La macchina della ASL si è messa in moto a partire già da martedì, non appena alla Ocean Viking è stato assegnato Taranto come porto sicuro per lo sbarco dei migranti: sono stati allertati il 118, i medici e il personale dei presidi sanitari e i mediatori culturali del progetto F.A.R.I. per la gestione dell’accoglienza dei 216 uomini, 38 donne e 149 bambini a bordo della nave di SOS Mediterranee e Medici Senza Frontiere.
Il personale del 118 ha preso in carico i migranti sbarcati, individuando le persone che necessitavano di cure o di un percorso di maggior tutela. C’erano numerose persone, soprattutto donne e bambini, con ustioni da idrocarburi, poiché durante il viaggio nei gommoni erano stati in contatto con benzina e acqua di mare. Il personale del 118 è stato eccellente, curando laddove possibile tali problematiche direttamente al molo, senza sovraccaricare il Pronto Soccorso del SS. Annunziata.
Tra i migranti, 132 minori non accompagnati, complessivamente in buone condizioni, alcuni di essi però sono stati accompagnati in ospedale per accertamenti e successivamente dimessi.
C’erano anche 12 donne incinte e 6 donne per le quali è stato attivato il “Codice rosa”, il percorso di accoglienza dedicato alle vittime di violenza. Dopo una prima assistenza in loco, sono state accompagnate al P.O. Centrale SS. Annunziata, dove hanno potuto usufruire dei servizi e degli esami strumentali necessari per la situazione di ognuna.

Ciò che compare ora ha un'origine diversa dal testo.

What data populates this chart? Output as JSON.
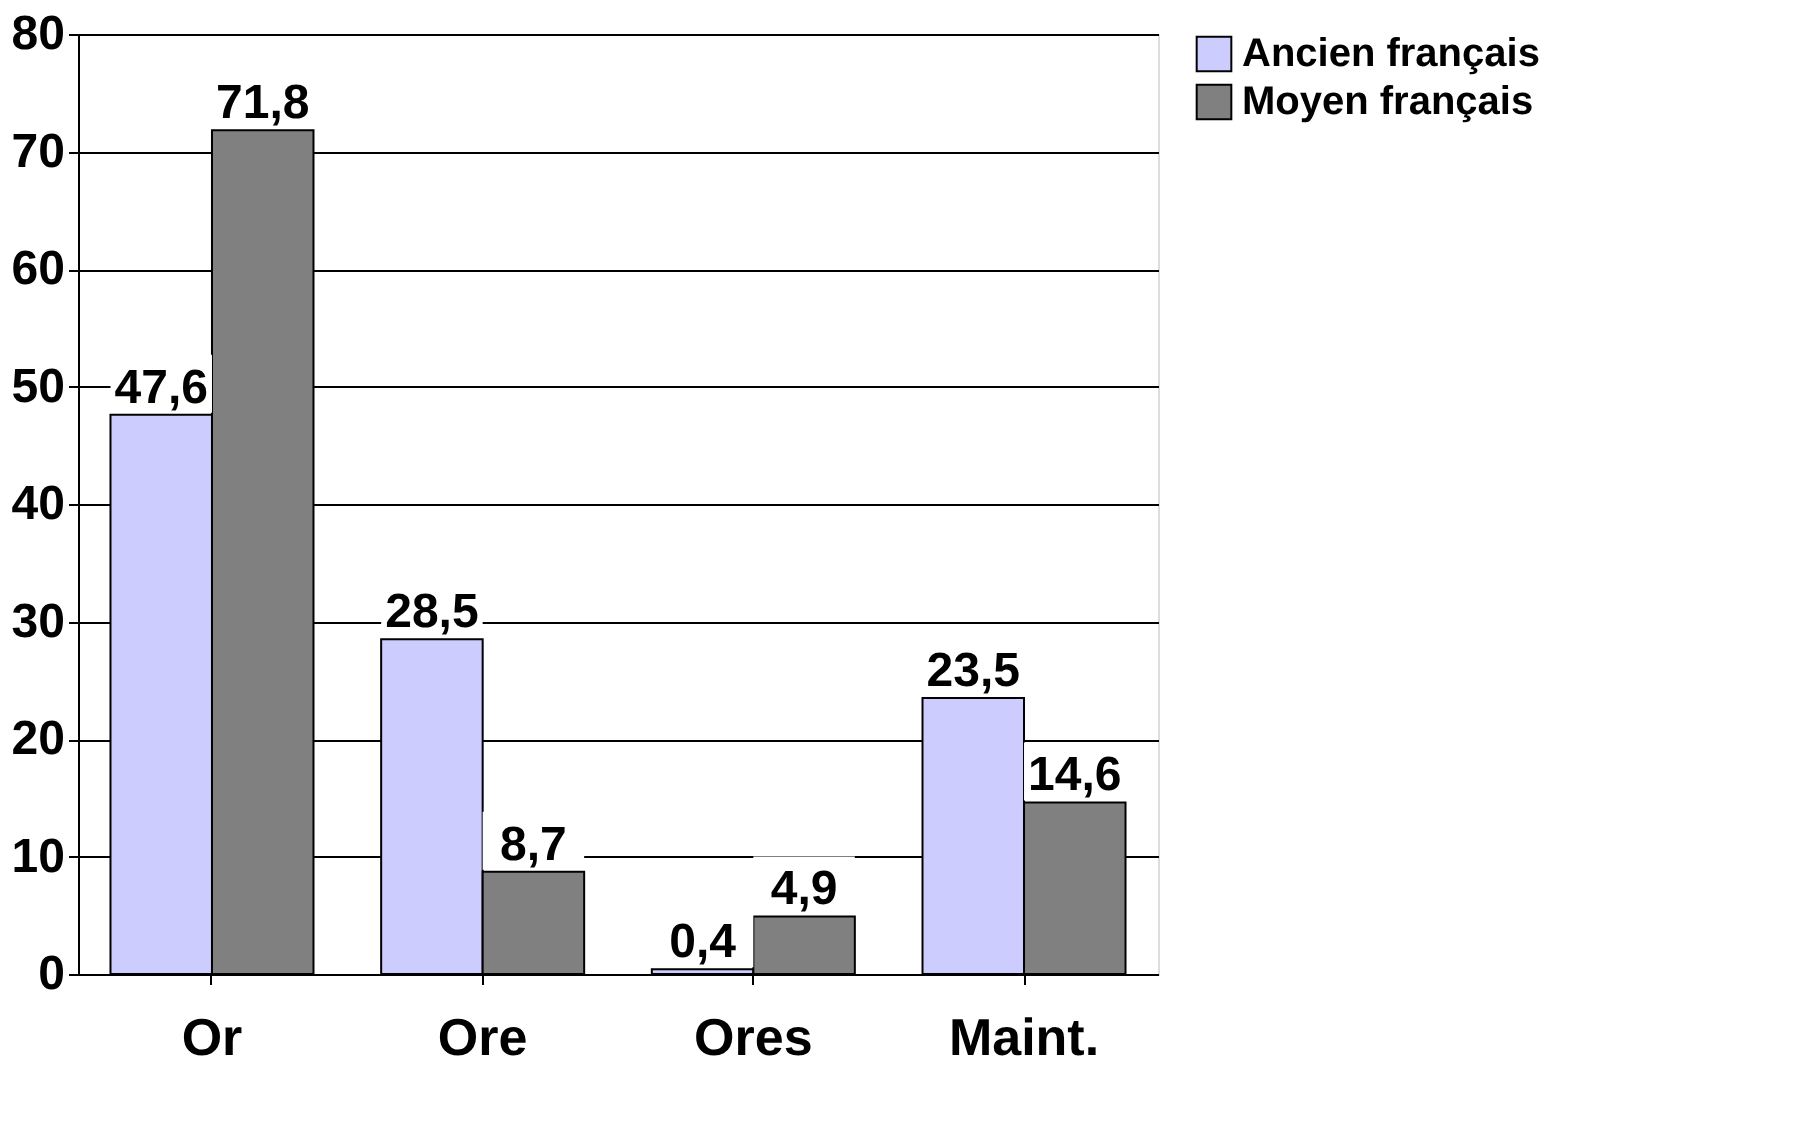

Per un uomo, che aveva manifestato durante il soccorso uno stato di forte agitazione, si temevano possibili problemi psichiatrici ma gli accertamenti e i colloqui condotti dal personale del Dipartimento Sanità Mentale hanno escluso qualunque patologia.
Al momento del primo soccorso, in una coppia di origine somala sono stati riferiti i sintomi della tubercolosi: la donna, 25 anni, era asintomatica e in terapia antitubercolare da oltre tre settimane; l’uomo, della stessa età della moglie, è stato valutato per la riferita tosse ma l’esame clinico obiettivo e la radiografia del torace sono risultati negativi per acuzie e quindi è stata consigliata profilassi adeguata.
Per tutta la giornata, durante le operazioni di soccorso e cura, i sanitari sono stati supportati dai mediatori culturali del progetto F.A.R.I., che lavorano nelle strutture delle ASL di Taranto, Brindisi e Lecce per facilitare l’accesso ai servizi socio sanitari di migranti, richiedenti asilo e titolari di protezione internazionale. F.A.R.I. è il progetto finanziato dal Fondo PON Legalità 2014-2020 che vede ASL Taranto come soggetto capofila, in partenariato con le ASL di Brindisi e Lecce e con l’associazione Camera a Sud, che coordina le attività di mediazione e formazione.
“Ringrazio tutti gli operatori per il gran lavoro svolto – ha dichiarato l’avvocato Stefano Rossi, Direttore Generale della ASL Taranto – Ancora una volta hanno dimostrato la loro professionalità e la loro capacità di lavorare bene anche in condizioni di emergenza grazie a una grande collaborazione e integrazione tra tutti i professionisti coinvolti.”